Por Cecilia Perna
Traducir, en el teatro, no es sólo una cuestión de idiomas y palabras, no es sólo una cuestión de texto y traductores… cuando se traduce en teatro, se traduce todo y todos traducen. Suele decirse que la “traducción” es el trabajo con el texto escrito, y que todo lo demás es “adaptación”. Pero yo prefiero pensar que, no es necesario hablar de adaptación, cuando la traducción se cumple como un solo y mismo proceso. En el proceso único de la traducción, hay una continuidad inquebrantable entre la palabra dicha, los músculos que hacen la voz del actor, su dicción, el punto preciso donde pone la lengua cuando articula una palabra, la palabra que se mueve en su boca, los otros músculos de la boca, los otros músculos, su movimiento entero, el escenario que pisa, el lugar donde está el escenario y el año el día y la fecha en que fuimos nosotros, los espectadores, convocados para presenciar la puesta. El teatro es inminentemente contextual. Pura, purísima deixis.

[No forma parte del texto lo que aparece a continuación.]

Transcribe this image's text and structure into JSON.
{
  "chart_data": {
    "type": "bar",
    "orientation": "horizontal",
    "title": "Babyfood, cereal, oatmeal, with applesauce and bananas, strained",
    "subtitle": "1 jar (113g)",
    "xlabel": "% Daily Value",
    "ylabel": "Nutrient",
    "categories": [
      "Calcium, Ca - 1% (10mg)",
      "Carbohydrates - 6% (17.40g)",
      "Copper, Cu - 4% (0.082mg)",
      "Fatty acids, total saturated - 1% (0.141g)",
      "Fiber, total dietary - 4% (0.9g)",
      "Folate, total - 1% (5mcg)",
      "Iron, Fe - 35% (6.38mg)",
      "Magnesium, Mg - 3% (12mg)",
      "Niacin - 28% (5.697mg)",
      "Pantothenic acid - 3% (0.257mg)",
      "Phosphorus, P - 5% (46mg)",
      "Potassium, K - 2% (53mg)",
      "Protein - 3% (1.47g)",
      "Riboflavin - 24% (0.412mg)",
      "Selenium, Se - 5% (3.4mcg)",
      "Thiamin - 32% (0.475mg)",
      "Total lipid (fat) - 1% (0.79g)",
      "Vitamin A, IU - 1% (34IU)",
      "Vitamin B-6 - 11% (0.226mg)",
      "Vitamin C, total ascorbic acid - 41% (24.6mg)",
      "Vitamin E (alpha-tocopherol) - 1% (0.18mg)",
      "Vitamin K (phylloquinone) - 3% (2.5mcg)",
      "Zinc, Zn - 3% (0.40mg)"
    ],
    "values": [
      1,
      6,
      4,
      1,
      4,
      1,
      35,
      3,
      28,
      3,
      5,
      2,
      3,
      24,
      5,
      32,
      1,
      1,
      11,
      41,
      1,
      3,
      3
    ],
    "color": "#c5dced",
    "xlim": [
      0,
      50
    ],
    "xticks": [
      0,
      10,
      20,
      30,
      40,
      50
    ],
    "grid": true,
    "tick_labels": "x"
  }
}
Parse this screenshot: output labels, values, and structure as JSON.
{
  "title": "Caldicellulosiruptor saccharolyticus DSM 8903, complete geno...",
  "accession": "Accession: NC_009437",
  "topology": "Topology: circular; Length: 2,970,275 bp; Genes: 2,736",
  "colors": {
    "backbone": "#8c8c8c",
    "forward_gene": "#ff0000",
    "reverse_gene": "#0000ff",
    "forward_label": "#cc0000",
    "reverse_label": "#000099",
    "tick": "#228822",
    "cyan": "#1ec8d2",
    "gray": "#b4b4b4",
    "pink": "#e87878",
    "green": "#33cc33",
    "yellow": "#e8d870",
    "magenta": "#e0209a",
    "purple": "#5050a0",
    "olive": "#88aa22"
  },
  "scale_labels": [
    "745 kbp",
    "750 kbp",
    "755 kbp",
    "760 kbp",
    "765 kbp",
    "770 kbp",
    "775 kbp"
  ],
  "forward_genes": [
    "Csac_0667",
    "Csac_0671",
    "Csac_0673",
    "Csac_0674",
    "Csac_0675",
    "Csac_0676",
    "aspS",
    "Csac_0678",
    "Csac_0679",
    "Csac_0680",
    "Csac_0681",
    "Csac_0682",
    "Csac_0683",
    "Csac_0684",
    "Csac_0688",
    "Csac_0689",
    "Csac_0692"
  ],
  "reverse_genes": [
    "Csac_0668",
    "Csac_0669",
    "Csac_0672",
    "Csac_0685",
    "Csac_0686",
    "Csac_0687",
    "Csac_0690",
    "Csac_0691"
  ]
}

A veces, excepcional y felizmente, se logra el milagro de una traducción poderosa. La puesta de El Dique, es uno de esos casos de milagro. Una obra escrita por el dramaturgo irlandés Conor McPherson en 1997 y llevada por primera vez a las tablas porteñas bajo la dirección de Leonardo Kreimer. El Dique es un milagro que no cae del cielo, sino que es claramente el resultado de un trabajo consciente, fino, ingenioso y, sobre todo, un trabajo de conjunto.
El Dique es una obra de fantasmas. Un bar en un pueblo pequeño, un ambiente de hombres y una mujer que cae desde la gran ciudad, son la excusa para engranar una máquina de narrar horror.
La calidad de la obra es enorme, balanceada en cada elemento: desde la energía tan bien administrada de los actores, hasta la economía delicada en el uso del tiempo y el espacio; una luz abarrocada en claro oscuro y una utilización justa, sin abuso, de algunos efectos de sonido.
Pero la belleza de la puesta está en descubrir cómo los fantasmas exceden el interior de la narrativa y son constitutivos de la forma en que fue traducida. No paramos de preguntarnos dónde se desarrolla la escena: porque, aunque se anuncia en la Patagonia (algún pueblo, que no se nombra), aunque se dice la palabra mapuche, y aunque hay un Tano y una Valeria, no dejamos de tener la certeza de que Brendan, Jim y Finbar, deben haber salido sin duda de otro lado, sus nombre propios parecen implantados ahí, al igual que la cerveza Guinness y la camisa escocesa. Claro que, en la Patagonia, cualquiera puede llamarse Brendan, Jim o Finbar, tomar cerveza Guinness o vestirse con una camisa escocesa. Pero no dejamos de sentir la presencia fantasmal de un territorio lejano y espectral. Muchas otras presencias extrañas nos sacuden: el rock nacional que sale de adentro de una rocola, demasiado nórdica para amoblar un bar de trabajadores, y ese viento que viene del sur, pero que es más cálido de lo que un viento sur debería. Mientras tanto, la presencia verdaderamente sobrenatural de las hadas del bosque, está ya tan incrustadas por la imaginación en el territorio patagónico, que no nos perturba, y permite que nos deslicemos tranquilos por los horroríficos relatos.
Este es quizá el equilibrio y la sustancia que más me conmovió de la obra: haber sabido aprovechar e incorporar como retazos fantasmales y productivos, todas las señales que son flechas hacia tierras lejanas, hacia palabras extrañas. En general, es el intento infructuoso de “adaptar” estas señales -acomodarlas, domesticarlas, regionalizarlas o a veces, incluso, hasta nacionalizarlas- lo que arma el fracaso de una puesta. Pero esta versión de Kreimer de El Dique es, sin lugar a dudas, una verdadera traducción impecable; sin dejar de hacernos sentir extrañados, jamás nos pone incómodos: nos hace andar por los bordes de la duda, sin que perdamos nunca el asidero de la verosimilitud. Vale más que la pena dejarse arrastrar por la corriente que va al dique.